Unlike Paul, who embodies the notion of conflict in order not to break free from the Hebrew tradition, but to carry it to radically new and profound heights, the Officer in Kafka’s masterpiece ends the very possibility of tradition. We, like the explorer, can only look on, horrified yet beset by an odd empathy, an understanding of why the Officer must do what he does (as we are granted a glimpse of the explorers unusual empathy, Kafka observes: “in his [the Officer’s] place the explorer would not have acted otherwise” (Kafka; 163)): the Officer’s action, as it disintegrates the complex machine, also disintegrates the crucial and ultimately necessary political categories of memory and forgetting—we remember him precisely because the potentiality to forget is no longer a viable action. The Officer manages to destabilize the conditions of memory and forgetting, and hence the conflict inherent in the internal/external binary, by situating the conclusive act of his tradition outside of the ability of the “other” of his tradition—the new Commandant, the explorer, the reader, any and all competing traditions—to fully understand or control. If all memory is based within the ever-presencing possibility of forgetting, if it is threatened by fading into to that twilight-oblivion of forgetfulness at any given moment, and if this is precisely the conditions that determine the relationship between memory and forgetting, Kafka’s horror thrust an impossible memory—a memory that will forever slither beneath the artifice and façade of any political definition of tradition—into the forefront of the political conscience, forever rendering the structure of intelligible memory, and hence intelligible tradition, both inadequate and mute.

It is no longer a question of conflict, of the remembering or forgetting of tradition, of the ways in which the coherence of one tradition breaks down or is reconfigured in light of an external pressure or possible internal conflict.
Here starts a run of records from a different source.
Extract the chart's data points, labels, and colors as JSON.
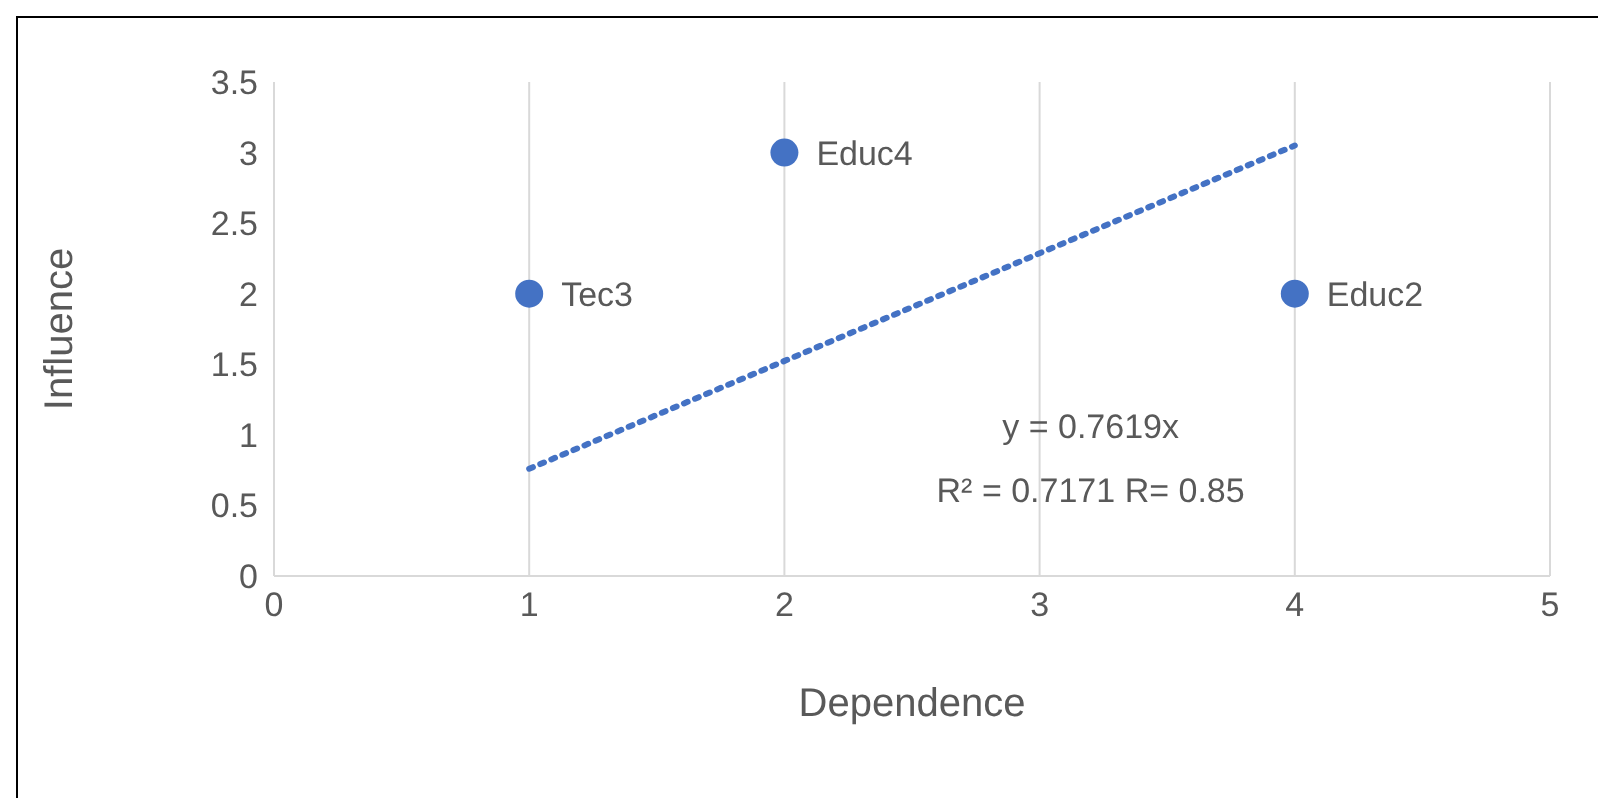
{
  "chart_data": {
    "type": "scatter",
    "xlabel": "Dependence",
    "ylabel": "Influence",
    "xlim": [
      0,
      5
    ],
    "xticks": [
      0,
      1,
      2,
      3,
      4,
      5
    ],
    "ylim": [
      0,
      3.5
    ],
    "yticks": [
      0,
      0.5,
      1,
      1.5,
      2,
      2.5,
      3,
      3.5
    ],
    "grid": "x",
    "marker": "circle",
    "series": [
      {
        "color": "#4472c4",
        "x": [
          1,
          2,
          4
        ],
        "values": [
          2,
          3,
          2
        ]
      },
      {
        "type": "line",
        "color": "#4472c4",
        "line_style": "dotted",
        "marker": "none",
        "x": [
          1,
          4
        ],
        "values": [
          0.76,
          3.05
        ]
      }
    ],
    "annotations": [
      {
        "text": "Tec3",
        "x": 1,
        "y": 2
      },
      {
        "text": "Educ4",
        "x": 2,
        "y": 3
      },
      {
        "text": "Educ2",
        "x": 4,
        "y": 2
      },
      "y = 0.7619x",
      "R² = 0.7171    R= 0.85"
    ]
  }
}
The Officer proves to be neither the “friend” nor the “enemy” of his own tradition, but something in between these categories, something beyond the very discourse of tradition. The Officer’s final act, an act that cannot be forgotten, but cannot be remembered as a “friend” or “enemy” either, opens the possibility of a discourse beyond ethics and tradition alike—a discourse that, in its most essential position, forces the reader to ask, in a hushed and humbled whisper: what comes after tradition—what comes after the conflict that is politics?